Local government was enhanced through the implementation of Governor Gormanston's village ordinance in 1892. Under this system, a single authority, the Central Board of Health, was responsible for the supervision of village administration instead of the Public Works Department as spelt out in the 1883 Village Management Ordinance. Of greater significance, it meant that village councils were given the right to vote and raise taxes, appoint village officers, construct village developmental works and all village property previously vested in central authority was revested in village councils. This was certainly a step in decentralisation.
In relation to the new system of local government the Inspector of Villages in his 1897 annual report declared: "With one exception I think the village councils are doing their work thoroughly and well, greater confidence exists between Councillors and the Proprietors than was the case of two years ago. The people are gradually acquiring habits of self-reliance and learning the lesson of self-government. In most of the villagers there is a marked improvement in the condition of the streets and drainage.
The year 1902 could be considered a turning point in the working of Local Government. It marked the beginning of a regular annual assembly of village Chairmen. This first conference of village chairmen was held at Den Amstel on the West Coast of Demerara. By this time there were 214 villages in Guyana of which 96 were in Berbice, 66 in Demerara and 52 in Essequibo, all with a total village population of 86,935.
In 1907 the Local Government Board of British Guiana was formed with the passage of the Local Government Ordinance. It was a Board appointed by Central Government and comprised of eight members. The Board had powers of supervision in matters relating to sanitation and other matters of Local Government. It appointed Village Chairman while other members were either appointed or elected.
Under the 1907 Local Government Ordinance the whole country of the then British Guiana was divided into four major categories:-
(a) The Urban Sanitation Districts of Georgetown and New Amsterdam.
(b) The Village Districts.
(c) The Country Districts or Country Sanitation Districts.
(d) The Rural Sanitary Districts. These included all plantations or estates not forming part of an urban, village or country district.
In 1924, under Governor Graeme Thomas, a village Commission was appointed to inquire and report as to whether existing methods of village administration could be improved. Among the main recommendations of this Commission were the need for an efficient control of Public Health and Sanitation and that each Local Authority be given a greater measure of autonomous Government. It was not surprising therefore that in 1935 an ordinance was passed paving the way for improved methods of village elections.
In 1945 a new Local Government Ordinance was enacted after in-depth consultation with the Local Authorities.
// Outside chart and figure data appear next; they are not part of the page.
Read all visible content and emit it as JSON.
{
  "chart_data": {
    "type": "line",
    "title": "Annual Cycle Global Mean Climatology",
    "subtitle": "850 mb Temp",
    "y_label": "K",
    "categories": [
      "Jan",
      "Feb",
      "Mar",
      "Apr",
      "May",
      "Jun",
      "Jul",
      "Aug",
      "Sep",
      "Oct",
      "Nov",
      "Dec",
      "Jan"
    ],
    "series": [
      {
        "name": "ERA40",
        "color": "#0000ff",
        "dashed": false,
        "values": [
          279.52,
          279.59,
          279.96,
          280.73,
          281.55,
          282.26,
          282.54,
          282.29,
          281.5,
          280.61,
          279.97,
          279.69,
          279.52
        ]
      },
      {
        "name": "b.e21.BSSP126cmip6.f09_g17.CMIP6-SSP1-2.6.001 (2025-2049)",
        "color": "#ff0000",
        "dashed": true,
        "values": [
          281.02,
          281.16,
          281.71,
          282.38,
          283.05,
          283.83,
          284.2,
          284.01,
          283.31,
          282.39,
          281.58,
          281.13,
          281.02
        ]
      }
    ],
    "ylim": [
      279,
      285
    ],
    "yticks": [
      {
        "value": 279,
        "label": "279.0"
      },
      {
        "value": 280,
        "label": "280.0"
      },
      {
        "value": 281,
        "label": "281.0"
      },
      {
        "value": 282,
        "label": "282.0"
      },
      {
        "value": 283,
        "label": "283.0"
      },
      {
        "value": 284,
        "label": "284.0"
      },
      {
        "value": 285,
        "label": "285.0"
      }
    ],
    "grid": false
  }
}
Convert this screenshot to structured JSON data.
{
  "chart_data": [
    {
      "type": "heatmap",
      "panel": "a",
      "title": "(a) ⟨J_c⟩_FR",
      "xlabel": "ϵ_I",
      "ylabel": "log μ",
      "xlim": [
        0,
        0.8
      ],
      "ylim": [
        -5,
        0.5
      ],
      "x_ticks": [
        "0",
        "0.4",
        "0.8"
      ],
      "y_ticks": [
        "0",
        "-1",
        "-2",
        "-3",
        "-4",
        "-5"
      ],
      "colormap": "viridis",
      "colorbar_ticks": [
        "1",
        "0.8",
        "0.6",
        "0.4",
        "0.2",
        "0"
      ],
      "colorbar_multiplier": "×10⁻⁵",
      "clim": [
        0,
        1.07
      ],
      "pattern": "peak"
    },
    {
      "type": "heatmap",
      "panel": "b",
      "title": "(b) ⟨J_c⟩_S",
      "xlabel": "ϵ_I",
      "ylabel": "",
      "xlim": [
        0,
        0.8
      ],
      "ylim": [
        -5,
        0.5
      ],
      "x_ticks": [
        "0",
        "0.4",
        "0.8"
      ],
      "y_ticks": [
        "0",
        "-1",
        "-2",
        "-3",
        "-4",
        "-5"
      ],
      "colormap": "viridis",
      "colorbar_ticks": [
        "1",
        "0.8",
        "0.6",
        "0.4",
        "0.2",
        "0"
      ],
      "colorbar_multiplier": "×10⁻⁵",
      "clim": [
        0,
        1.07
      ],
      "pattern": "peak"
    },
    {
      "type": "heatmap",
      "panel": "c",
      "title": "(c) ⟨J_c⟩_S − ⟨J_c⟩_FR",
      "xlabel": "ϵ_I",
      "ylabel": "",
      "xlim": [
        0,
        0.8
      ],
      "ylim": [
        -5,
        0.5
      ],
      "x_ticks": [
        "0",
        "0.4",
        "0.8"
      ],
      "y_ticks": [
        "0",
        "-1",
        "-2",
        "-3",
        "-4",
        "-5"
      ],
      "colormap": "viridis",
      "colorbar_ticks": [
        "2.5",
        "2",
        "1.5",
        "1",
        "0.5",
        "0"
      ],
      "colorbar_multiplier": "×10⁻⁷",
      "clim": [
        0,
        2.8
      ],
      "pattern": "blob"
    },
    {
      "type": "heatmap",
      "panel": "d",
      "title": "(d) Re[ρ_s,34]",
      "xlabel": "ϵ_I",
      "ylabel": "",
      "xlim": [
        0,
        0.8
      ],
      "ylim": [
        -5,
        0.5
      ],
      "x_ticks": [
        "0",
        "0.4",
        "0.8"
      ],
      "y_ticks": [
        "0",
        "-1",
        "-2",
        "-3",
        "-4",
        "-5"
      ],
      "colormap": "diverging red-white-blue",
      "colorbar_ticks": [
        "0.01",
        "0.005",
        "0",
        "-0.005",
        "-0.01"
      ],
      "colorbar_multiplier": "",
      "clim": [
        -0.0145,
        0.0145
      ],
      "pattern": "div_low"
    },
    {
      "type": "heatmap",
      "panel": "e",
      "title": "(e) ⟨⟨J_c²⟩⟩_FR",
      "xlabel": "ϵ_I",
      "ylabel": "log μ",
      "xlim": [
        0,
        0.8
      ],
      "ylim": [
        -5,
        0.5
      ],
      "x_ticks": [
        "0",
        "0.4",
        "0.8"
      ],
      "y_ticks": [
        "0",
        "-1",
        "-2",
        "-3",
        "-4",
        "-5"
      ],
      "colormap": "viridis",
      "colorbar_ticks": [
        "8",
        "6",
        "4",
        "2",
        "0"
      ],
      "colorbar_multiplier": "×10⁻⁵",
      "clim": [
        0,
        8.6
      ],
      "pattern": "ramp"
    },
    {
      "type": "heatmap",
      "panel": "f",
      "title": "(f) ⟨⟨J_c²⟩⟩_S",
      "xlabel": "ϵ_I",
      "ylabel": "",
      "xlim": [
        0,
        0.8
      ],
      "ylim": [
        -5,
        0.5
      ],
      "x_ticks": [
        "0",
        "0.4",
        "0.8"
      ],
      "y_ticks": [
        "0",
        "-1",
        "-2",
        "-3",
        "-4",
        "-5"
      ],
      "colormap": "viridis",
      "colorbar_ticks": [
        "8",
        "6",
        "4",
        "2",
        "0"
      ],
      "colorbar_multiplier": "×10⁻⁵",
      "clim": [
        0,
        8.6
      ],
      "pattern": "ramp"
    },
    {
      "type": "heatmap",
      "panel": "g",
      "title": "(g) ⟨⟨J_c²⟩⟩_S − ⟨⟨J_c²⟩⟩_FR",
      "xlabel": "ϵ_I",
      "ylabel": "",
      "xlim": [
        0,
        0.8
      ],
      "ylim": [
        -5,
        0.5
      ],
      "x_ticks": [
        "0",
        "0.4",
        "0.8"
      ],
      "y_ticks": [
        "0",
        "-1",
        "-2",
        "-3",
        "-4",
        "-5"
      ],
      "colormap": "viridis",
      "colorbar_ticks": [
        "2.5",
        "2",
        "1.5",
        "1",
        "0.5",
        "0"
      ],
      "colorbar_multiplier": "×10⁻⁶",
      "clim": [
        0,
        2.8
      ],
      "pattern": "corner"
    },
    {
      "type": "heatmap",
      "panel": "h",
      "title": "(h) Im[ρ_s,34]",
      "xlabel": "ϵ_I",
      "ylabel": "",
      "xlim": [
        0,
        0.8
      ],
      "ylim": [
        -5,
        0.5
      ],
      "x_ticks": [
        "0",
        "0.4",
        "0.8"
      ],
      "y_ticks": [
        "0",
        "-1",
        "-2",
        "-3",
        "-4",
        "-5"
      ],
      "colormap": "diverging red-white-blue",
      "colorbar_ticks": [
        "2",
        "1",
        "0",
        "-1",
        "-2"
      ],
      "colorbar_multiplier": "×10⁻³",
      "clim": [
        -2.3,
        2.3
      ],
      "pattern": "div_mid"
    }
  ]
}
Such was the state of affairs in relation to Local Government at the time that Dr L.C. Hill reported, "British Guiana is a solitary example in the West Indies of a Colony which passed in 1945 something in the nature of a vital system of Local Government."
According to him its success had probably been due to two causes:
(a) contact between village councils and Central Government through an active Local Government Department and its Local Commissioners, and
(b) the representative nature of local authorities and their relationship with government, especially in the areas of agreement and persuasion.
Clearly Local Government had come a long way at this crucial juncture of our country's history which was soon to experience growing political consciousness among the masses.